Y de una adaptación chorra de un libro chorra, nos vamos a una adaptación seria de un libro muy serio. Suelo tener mucho miedo de las adaptaciones de las obras complejas que me gustan y ésta no era una excepción.

La fiesta del Chivo nos cuenta los últimos días del dictador Trujillo, de la República Dominicana, explicándonos todos los avatares que llevaron a la generación del complot contra él. Pero no lo hace de una manera normal, no. Empieza mostrándonos como una mujer regresa a la que fue su casa tras muchos años de ausencia, pues su padre está a punto de morir. ¿Qué la alejó de su hogar? ¿Qué tiene que ver el odio de una hija hacia su padre con la muerte de un dictador?
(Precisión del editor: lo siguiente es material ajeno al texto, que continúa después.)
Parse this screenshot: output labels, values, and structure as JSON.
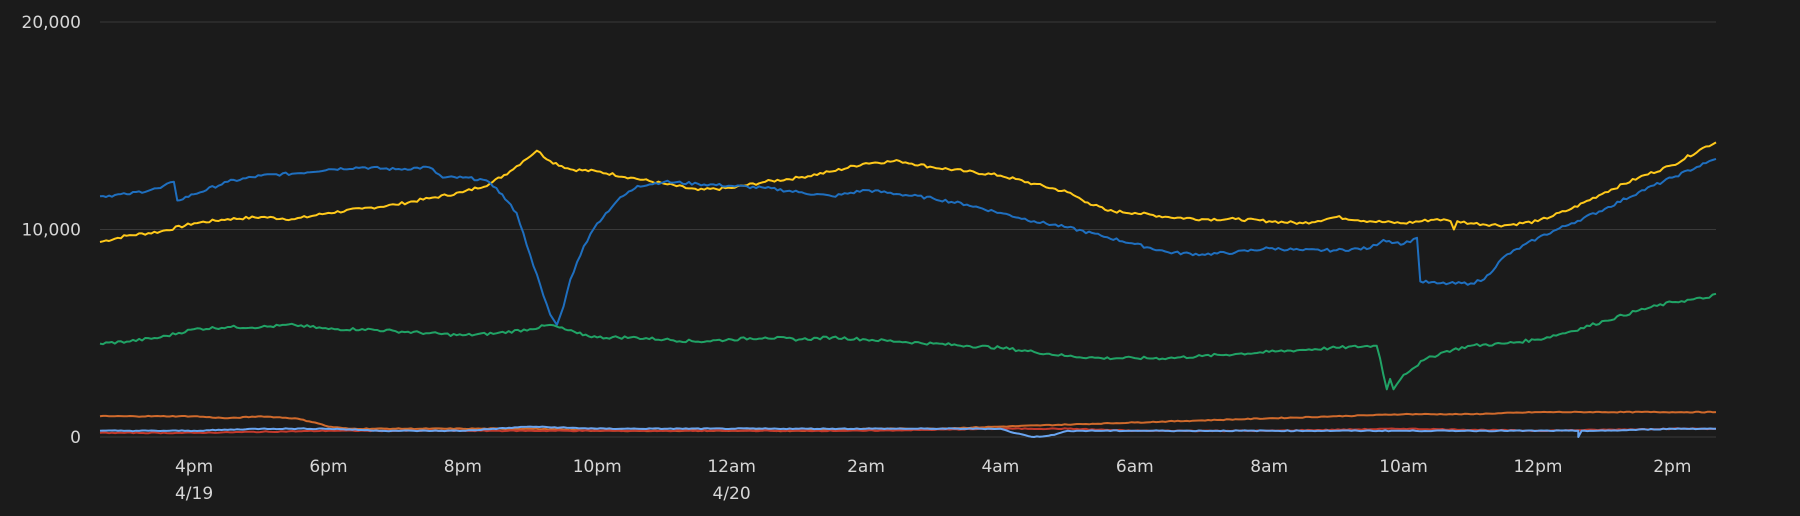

A través de sus recuerdos y de todos aquellos que participaron en la conspiración, tendremos una narración (muy) fragmentada dónde se nos cuenta como cinco personas de distinta clase social tienen tantas ganas de ver caer al dictador que están dispuestos a jugarse su propia vida (y más) en el proceso.

Si habéis llegado hasta aquí y no sabéis quién fue el dictador Trujillo, podéis pasear un poco por Wikipedia y ver hasta qué punto llegaba la crueldad de uno de los dictadores más sanguinarios que ha habido al otro lado del charco. Gobernó República Dominicana con puño de hierro durante demasiados años, haciendo una cantidad de salvajadas de primer orden. Pero bueno, era una garantía contra el comunismo y eso siempre suma puntos para que tengas una vida tranquila.



El libro de Vargas Llosa basa su calidad en una espléndida descripción de los personajes y sus motivaciones. Esta película, firmada por su primo Luis Llosa no se queda precisamente atrás, componiendo un relato costumbrista del día a día bajo el pesado yugo del dictador. Llegamos a conocer fielmente a todos los protagonistas (y al propio Chivo), siendo testigos de hasta dónde llega el miedo en el alma de las personas. Nadie sabe quién puede ser un delator, en quién se puede confiar o qué palabras mal dichas pueden hacer caer una reputación.  Se ven las diferencias entre los fanáticos, los interesados y los vendepatrias, pero al mismo tiempo, todos bailan ante los caprichos de su señor, que puede tener a su bien pegar un par de disparos por diversión o fijarse en alguna que otra jovencita de buena situación.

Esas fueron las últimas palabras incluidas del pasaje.